Historical population
| Census | Pop. | Note | %± |
| 1900 | 499 |  | — |
| 1910 | 569 |  | 14.0% |
| 1920 | 818 |  | 43.8% |
| 1930 | 679 |  | −17.0% |
| 1940 | 786 |  | 15.8% |
| 1950 | 699 |  | −11.1% |
| 1960 | 646 |  | −7.6% |
| 1970 | 814 |  | 26.0% |
| 1980 | 1,073 |  | 31.8% |
| 1990 | 916 |  | −14.6% |
| 2000 | 1,025 |  | 11.9% |
| 2010 | 1,057 |  | 3.1% |
| 2020 | 1,106 |  | 4.6% |
U.S. Decennial Census

===2020 census===

As of the 2020 census, Fairland had a population of 1,106. The median age was 38.9 years. 24.4% of residents were under the age of 18 and 20.5% of residents were 65 years of age or older. For every 100 females there were 93.0 males, and for every 100 females age 18 and over there were 92.6 males age 18 and over.

0.0% of residents lived in urban areas, while 100.0% lived in rural areas.

There were 441 households in Fairland, of which 35.4% had children under the age of 18 living in them. Of all households, 40.6% were married-couple households, 19.0% were households with a male householder and no spouse or partner present, and 32.7% were households with a female householder and no spouse or partner present. About 26.5% of all households were made up of individuals and 11.3% had someone living alone who was 65 years of age or older.

There were 480 housing units, of which 8.1% were vacant. The homeowner vacancy rate was 0.3% and the rental vacancy rate was 11.6%.

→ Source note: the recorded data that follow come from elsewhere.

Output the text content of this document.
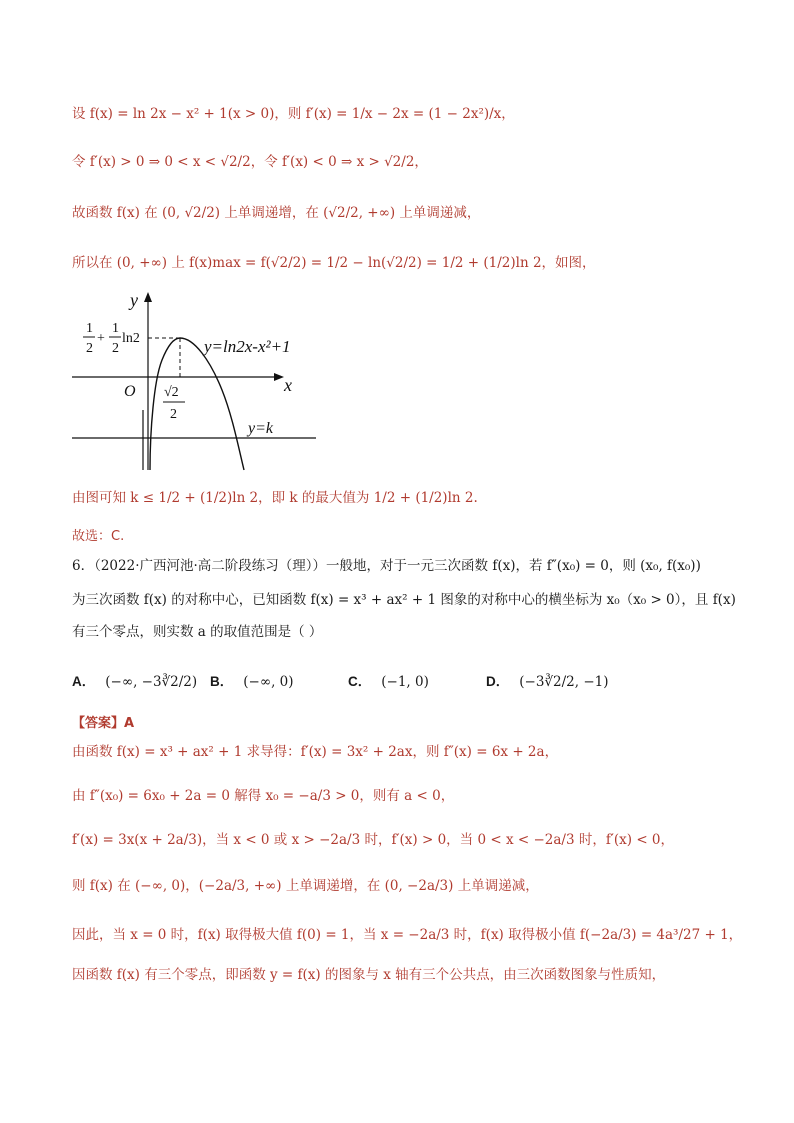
设 f(x) = ln 2x − x² + 1(x > 0)，则 f′(x) = 1/x − 2x = (1 − 2x²)/x，
令 f′(x) > 0 ⇒ 0 < x < √2/2，令 f′(x) < 0 ⇒ x > √2/2，
故函数 f(x) 在 (0, √2/2) 上单调递增，在 (√2/2, +∞) 上单调递减，
所以在 (0, +∞) 上 f(x)max = f(√2/2) = 1/2 − ln(√2/2) = 1/2 + (1/2)ln 2，如图，
y
x
O
y=k
y=ln2x-x²+1
1
2
+
1
2
ln2
√2
2
由图可知 k ≤ 1/2 + (1/2)ln 2，即 k 的最大值为 1/2 + (1/2)ln 2.
故选：C.
6．（2022·广西河池·高二阶段练习（理））一般地，对于一元三次函数 f(x)，若 f″(x₀) = 0，则 (x₀, f(x₀))
为三次函数 f(x) 的对称中心，已知函数 f(x) = x³ + ax² + 1 图象的对称中心的横坐标为 x₀（x₀ > 0），且 f(x)
有三个零点，则实数 a 的取值范围是（ ）
A． (−∞, −3∛2/2) B． (−∞, 0)	C． (−1, 0)	D． (−3∛2/2, −1)
【答案】A
由函数 f(x) = x³ + ax² + 1 求导得：f′(x) = 3x² + 2ax，则 f″(x) = 6x + 2a，
由 f″(x₀) = 6x₀ + 2a = 0 解得 x₀ = −a/3 > 0，则有 a < 0，
f′(x) = 3x(x + 2a/3)，当 x < 0 或 x > −2a/3 时，f′(x) > 0，当 0 < x < −2a/3 时，f′(x) < 0，
则 f(x) 在 (−∞, 0)，(−2a/3, +∞) 上单调递增，在 (0, −2a/3) 上单调递减，
因此，当 x = 0 时，f(x) 取得极大值 f(0) = 1，当 x = −2a/3 时，f(x) 取得极小值 f(−2a/3) = 4a³/27 + 1，
因函数 f(x) 有三个零点，即函数 y = f(x) 的图象与 x 轴有三个公共点，由三次函数图象与性质知，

Racial composition as of the 2020 census
| Race | Number | Percent |
|---|---|---|
| White | 694 | 62.7% |
| Black or African American | 11 | 1.0% |
| American Indian and Alaska Native | 199 | 18.0% |
| Asian | 2 | 0.2% |
| Native Hawaiian and Other Pacific Islander | 5 | 0.5% |
| Some other race | 1 | 0.1% |
| Two or more races | 194 | 17.5% |
| Hispanic or Latino (of any race) | 40 | 3.6% |

===2000 census===
As of the census of 2000, there were 1,025 people, 415 households, and 292 families residing in the town. The population density was 1,109.4 PD/sqmi. There were 452 housing units at an average density of 489.2 /sqmi. The racial makeup of the town was 71.80% White, 0.20% African American, 20.39% Native American, 0.10% Pacific Islander, 0.10% from other races, and 7.41% from two or more races. Hispanic or Latino of any race were 0.88% of the population.

There were 415 households, out of which 32.3% had e age of 18 living with them, 53.3% were married couples living together, 14.2% had a female householder with no husband present, and 29.6% were non-families. 27.5% of all households were made up of individuals, and 15.9% had someone living alone who was 65 years of age or older. The average household size was 2.41 and the average family size was 2.89.

In the town, the population was spread out, with 24.2% under the age of 18, 8.6% from 18 to 24, 24.6% from 25 to 44, 20.7% from 45 to 64, and 22.0% who were 65 years of age or older. The median age was 39 years. For every 100 females, there were 86.0 males. For every 100 females age 18 and over, there were 82.0 males.

The median income for a household in the town was $27,240, and the median income for a family was $28,885. Males had a median income of $28,155 versus $15,208 for females. The per capita income for the town was $12,024. About 8.1% of families and 12.4% of the population were below the poverty line, including 18.0% of those under age 18 and 12.1% of those age 65 or over.

==Notable people==
- J. R. Conrad, National Football League player for the New England Patriots and New York Jets
- Lloyd Kiva New (Cherokee, 1916–2002), fashion designer and co-founder of the Institute of American Indian Arts, was born in Fairland.